Meta Smart Glasses Update Targets Privacy LED Tampering To Thwart Secret Recordings
That light sits on the front of every pair of the company's AI glasses and blinks whenever content is being captured, briefly for a photo and continuously for the length of a video. It has no off switch by design. The idea is simple enough. Anyone standing nearby should know when a wearer is recording, which is more notice than what's given by a smartphone or an action camera.

The company is also going after the businesses feeding the problem. Meta is removing ads, posts, and marketplace listings that promote LED tampering services, banning accounts that offer them, and pursuing legal action against people and businesses selling these modifications both on and off its own platforms. That last part carries a hint of awkwardness, since some of those listings were living on Meta's own marketplace to begin with.

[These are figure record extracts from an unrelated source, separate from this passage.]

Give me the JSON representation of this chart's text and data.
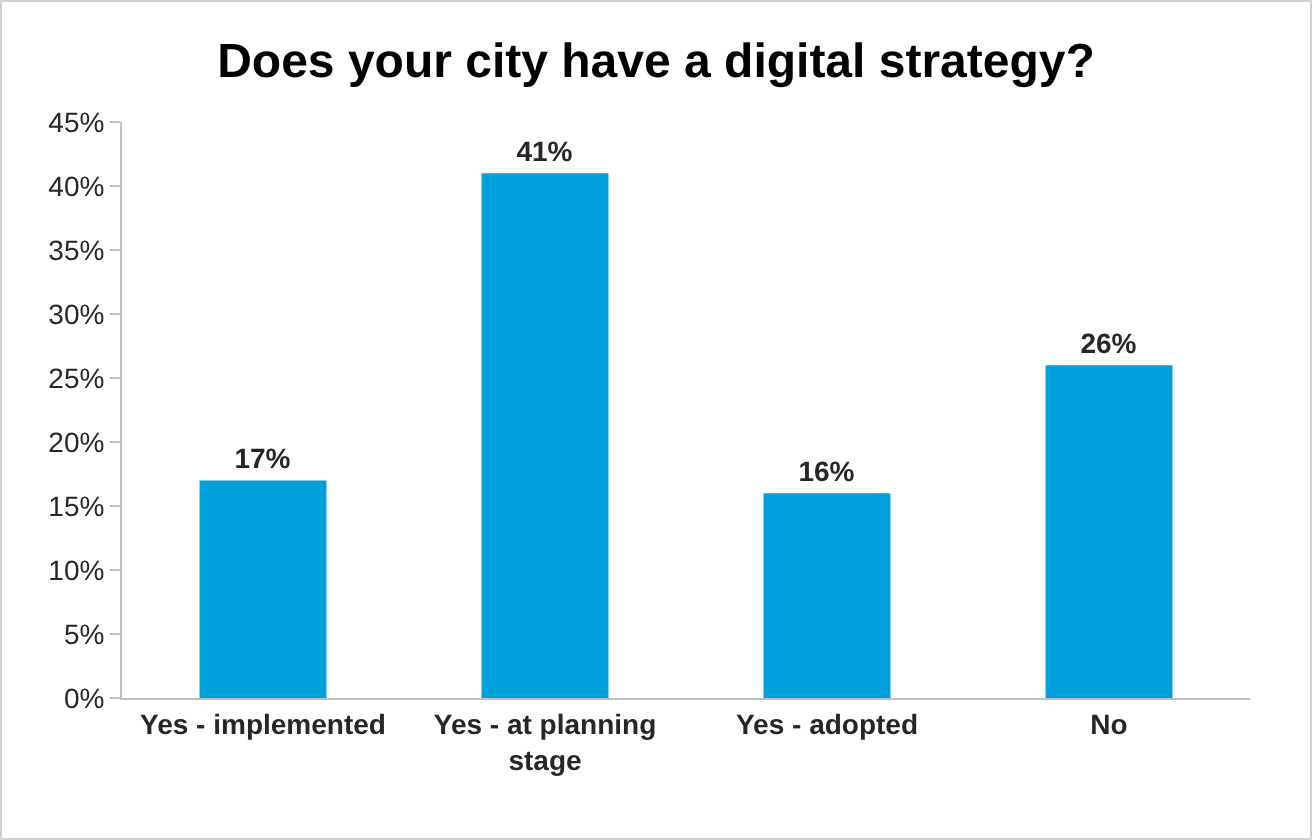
{
  "chart_data": {
    "type": "bar",
    "title": "Does your city have a digital strategy?",
    "categories": [
      "Yes - implemented",
      "Yes - at planning stage",
      "Yes - adopted",
      "No"
    ],
    "values": [
      17,
      41,
      16,
      26
    ],
    "value_labels": [
      "17%",
      "41%",
      "16%",
      "26%"
    ],
    "color": "#00a0dc",
    "ylim": [
      0,
      45
    ],
    "yticks": [
      {
        "value": 0,
        "label": "0%"
      },
      {
        "value": 5,
        "label": "5%"
      },
      {
        "value": 10,
        "label": "10%"
      },
      {
        "value": 15,
        "label": "15%"
      },
      {
        "value": 20,
        "label": "20%"
      },
      {
        "value": 25,
        "label": "25%"
      },
      {
        "value": 30,
        "label": "30%"
      },
      {
        "value": 35,
        "label": "35%"
      },
      {
        "value": 40,
        "label": "40%"
      },
      {
        "value": 45,
        "label": "45%"
      }
    ]
  }
}
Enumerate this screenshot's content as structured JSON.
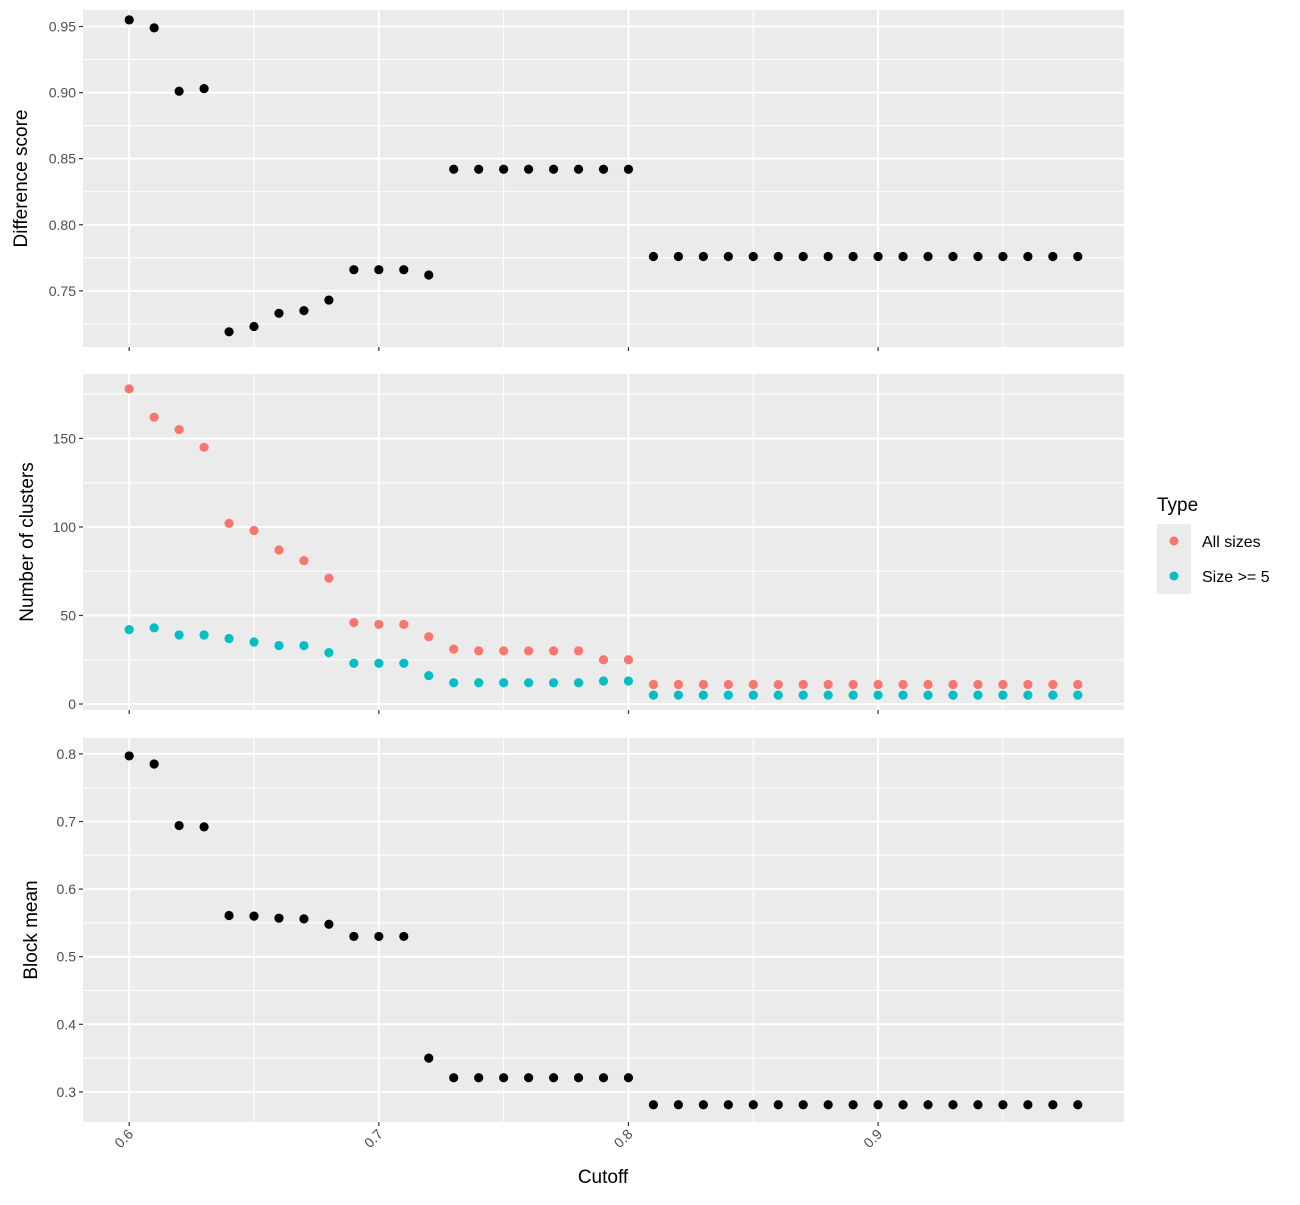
{
  "chart_data": {
    "type": "scatter",
    "xlabel": "Cutoff",
    "xlim": [
      0.5815,
      0.9985
    ],
    "xticks": [
      0.6,
      0.7,
      0.8,
      0.9
    ],
    "xtick_labels": [
      "0.6",
      "0.7",
      "0.8",
      "0.9"
    ],
    "x": [
      0.6,
      0.61,
      0.62,
      0.63,
      0.64,
      0.65,
      0.66,
      0.67,
      0.68,
      0.69,
      0.7,
      0.71,
      0.72,
      0.73,
      0.74,
      0.75,
      0.76,
      0.77,
      0.78,
      0.79,
      0.8,
      0.81,
      0.82,
      0.83,
      0.84,
      0.85,
      0.86,
      0.87,
      0.88,
      0.89,
      0.9,
      0.91,
      0.92,
      0.93,
      0.94,
      0.95,
      0.96,
      0.97,
      0.98
    ],
    "grid": true,
    "legend": {
      "title": "Type",
      "position": "right",
      "entries": [
        {
          "label": "All sizes",
          "color": "#F8766D"
        },
        {
          "label": "Size >= 5",
          "color": "#00BFC4"
        }
      ]
    },
    "panels": [
      {
        "ylabel": "Difference score",
        "ylim": [
          0.7075,
          0.9625
        ],
        "yticks": [
          0.75,
          0.8,
          0.85,
          0.9,
          0.95
        ],
        "ytick_labels": [
          "0.75",
          "0.80",
          "0.85",
          "0.90",
          "0.95"
        ],
        "series": [
          {
            "color": "#000000",
            "values": [
              0.955,
              0.949,
              0.901,
              0.903,
              0.719,
              0.723,
              0.733,
              0.735,
              0.743,
              0.766,
              0.766,
              0.766,
              0.762,
              0.842,
              0.842,
              0.842,
              0.842,
              0.842,
              0.842,
              0.842,
              0.842,
              0.776,
              0.776,
              0.776,
              0.776,
              0.776,
              0.776,
              0.776,
              0.776,
              0.776,
              0.776,
              0.776,
              0.776,
              0.776,
              0.776,
              0.776,
              0.776,
              0.776,
              0.776
            ]
          }
        ]
      },
      {
        "ylabel": "Number of clusters",
        "ylim": [
          -3.4,
          186.4
        ],
        "yticks": [
          0,
          50,
          100,
          150
        ],
        "ytick_labels": [
          "0",
          "50",
          "100",
          "150"
        ],
        "series": [
          {
            "name": "All sizes",
            "color": "#F8766D",
            "values": [
              178,
              162,
              155,
              145,
              102,
              98,
              87,
              81,
              71,
              46,
              45,
              45,
              38,
              31,
              30,
              30,
              30,
              30,
              30,
              25,
              25,
              11,
              11,
              11,
              11,
              11,
              11,
              11,
              11,
              11,
              11,
              11,
              11,
              11,
              11,
              11,
              11,
              11,
              11
            ]
          },
          {
            "name": "Size >= 5",
            "color": "#00BFC4",
            "values": [
              42,
              43,
              39,
              39,
              37,
              35,
              33,
              33,
              29,
              23,
              23,
              23,
              16,
              12,
              12,
              12,
              12,
              12,
              12,
              13,
              13,
              5,
              5,
              5,
              5,
              5,
              5,
              5,
              5,
              5,
              5,
              5,
              5,
              5,
              5,
              5,
              5,
              5,
              5
            ]
          }
        ]
      },
      {
        "ylabel": "Block mean",
        "ylim": [
          0.2555,
          0.8235
        ],
        "yticks": [
          0.3,
          0.4,
          0.5,
          0.6,
          0.7,
          0.8
        ],
        "ytick_labels": [
          "0.3",
          "0.4",
          "0.5",
          "0.6",
          "0.7",
          "0.8"
        ],
        "series": [
          {
            "color": "#000000",
            "values": [
              0.797,
              0.785,
              0.694,
              0.692,
              0.561,
              0.56,
              0.557,
              0.556,
              0.548,
              0.53,
              0.53,
              0.53,
              0.35,
              0.321,
              0.321,
              0.321,
              0.321,
              0.321,
              0.321,
              0.321,
              0.321,
              0.281,
              0.281,
              0.281,
              0.281,
              0.281,
              0.281,
              0.281,
              0.281,
              0.281,
              0.281,
              0.281,
              0.281,
              0.281,
              0.281,
              0.281,
              0.281,
              0.281,
              0.281
            ]
          }
        ]
      }
    ]
  }
}
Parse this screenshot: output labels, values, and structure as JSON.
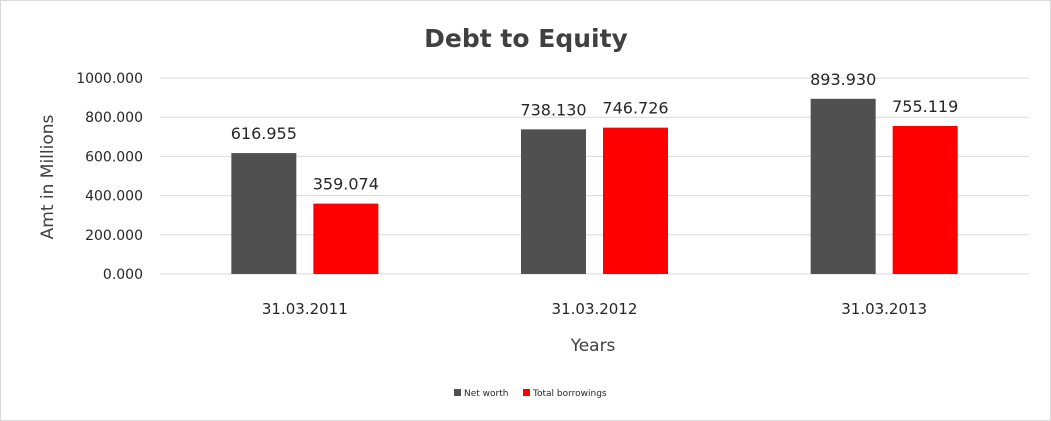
{
  "chart_data": {
    "type": "bar",
    "title": "Debt to Equity",
    "xlabel": "Years",
    "ylabel": "Amt in Millions",
    "categories": [
      "31.03.2011",
      "31.03.2012",
      "31.03.2013"
    ],
    "series": [
      {
        "name": "Net worth",
        "values": [
          616.955,
          738.13,
          893.93
        ],
        "labels": [
          "616.955",
          "738.130",
          "893.930"
        ],
        "color": "#505050"
      },
      {
        "name": "Total borrowings",
        "values": [
          359.074,
          746.726,
          755.119
        ],
        "labels": [
          "359.074",
          "746.726",
          "755.119"
        ],
        "color": "#ff0000"
      }
    ],
    "ylim": [
      0,
      1000
    ],
    "yticks": [
      "0.000",
      "200.000",
      "400.000",
      "600.000",
      "800.000",
      "1000.000"
    ],
    "grid": true,
    "legend_position": "bottom"
  }
}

The change arrived inside a broader FAQ meant to calm nerves, capping a bumpy stretch for a wearable Meta calls one of the fastest-growing consumer products it has ever shipped. The company reiterates that photos and videos captured with the glasses stay stored privately on the device until the user chooses to import them to a phone, and that the white LED won out after testing showed it delivered the best mix of daytime visibility and overall experience.
Whether any of this rebuilds trust is the open question. Every safeguard here protects the integrity of the light itself, while the person on the other end of the lens still gets nothing more than a blink for notice. Meta clearly wants these glasses on millions more faces, and it seems to have concluded that keeping the camera honest is the price of admission.